1. Direct combination of elements:
  - Example: Fe_{(s)} + S_{(s)} → FeS_{(s)}
2. Reduction of a sulfate:
  - Example: MgSO_{4(s)} + 4C_{(s)} → MgS_{(s)} + 4CO_{(g)}
3. Precipitation of an insoluble sulfide:
  - Example: M^{2+} + H_{2}S_{(g)} → MS_{(s)} + 2H^{+}_{(aq)}

==Safety==

Many metal sulfides are so insoluble in water that they are probably not very toxic. Some metal sulfides, when exposed to a strong mineral acid, including gastric acids, will release toxic hydrogen sulfide.

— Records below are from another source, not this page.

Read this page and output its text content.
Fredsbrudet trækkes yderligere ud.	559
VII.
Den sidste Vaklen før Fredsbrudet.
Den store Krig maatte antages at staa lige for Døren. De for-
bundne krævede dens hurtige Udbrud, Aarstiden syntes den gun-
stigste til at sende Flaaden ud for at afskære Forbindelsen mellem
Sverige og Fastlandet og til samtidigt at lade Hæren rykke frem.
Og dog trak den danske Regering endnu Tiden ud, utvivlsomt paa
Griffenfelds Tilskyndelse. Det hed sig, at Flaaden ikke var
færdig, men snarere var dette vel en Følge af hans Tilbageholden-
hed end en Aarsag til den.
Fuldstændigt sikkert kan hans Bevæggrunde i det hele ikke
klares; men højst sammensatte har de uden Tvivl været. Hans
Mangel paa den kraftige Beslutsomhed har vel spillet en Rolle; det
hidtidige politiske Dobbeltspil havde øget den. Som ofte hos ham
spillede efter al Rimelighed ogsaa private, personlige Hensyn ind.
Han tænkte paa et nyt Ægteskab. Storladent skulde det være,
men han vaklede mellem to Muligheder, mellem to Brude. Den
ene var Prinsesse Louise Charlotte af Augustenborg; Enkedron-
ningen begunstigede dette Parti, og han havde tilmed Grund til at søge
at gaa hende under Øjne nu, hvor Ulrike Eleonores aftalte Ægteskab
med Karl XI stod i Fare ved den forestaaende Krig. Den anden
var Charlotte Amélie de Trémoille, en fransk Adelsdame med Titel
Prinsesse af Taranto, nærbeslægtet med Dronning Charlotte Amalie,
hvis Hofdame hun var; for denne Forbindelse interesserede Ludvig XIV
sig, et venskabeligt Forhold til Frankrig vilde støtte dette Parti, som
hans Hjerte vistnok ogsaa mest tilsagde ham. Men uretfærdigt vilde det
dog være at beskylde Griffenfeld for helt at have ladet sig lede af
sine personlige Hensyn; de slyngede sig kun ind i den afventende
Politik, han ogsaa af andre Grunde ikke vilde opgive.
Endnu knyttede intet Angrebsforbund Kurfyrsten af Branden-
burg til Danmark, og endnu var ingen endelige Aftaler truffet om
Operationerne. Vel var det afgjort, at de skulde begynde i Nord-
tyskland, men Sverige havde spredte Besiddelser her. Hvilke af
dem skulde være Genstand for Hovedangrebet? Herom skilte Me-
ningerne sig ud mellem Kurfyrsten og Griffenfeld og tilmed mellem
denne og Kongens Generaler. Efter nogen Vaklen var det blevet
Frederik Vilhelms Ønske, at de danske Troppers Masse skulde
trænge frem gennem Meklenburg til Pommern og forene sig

Organic sulfides are highly flammable. When a sulfide burns it produces sulfur dioxide gas.

Hydrogen sulfide, some sulfide salts, and almost all organic sulfides have a strong and putrid stench; rotting biomass releases these.

== Nomenclature ==
The systematic names sulfanediide and sulfide(2−), valid IUPAC names, are determined according to the substitutive and additive nomenclatures, respectively. The name sulfide is also used in compositional IUPAC nomenclature which does not take the nature of bonding involved. Examples of such naming include selenium disulfide and titanium sulfide, which contain no sulfide ions.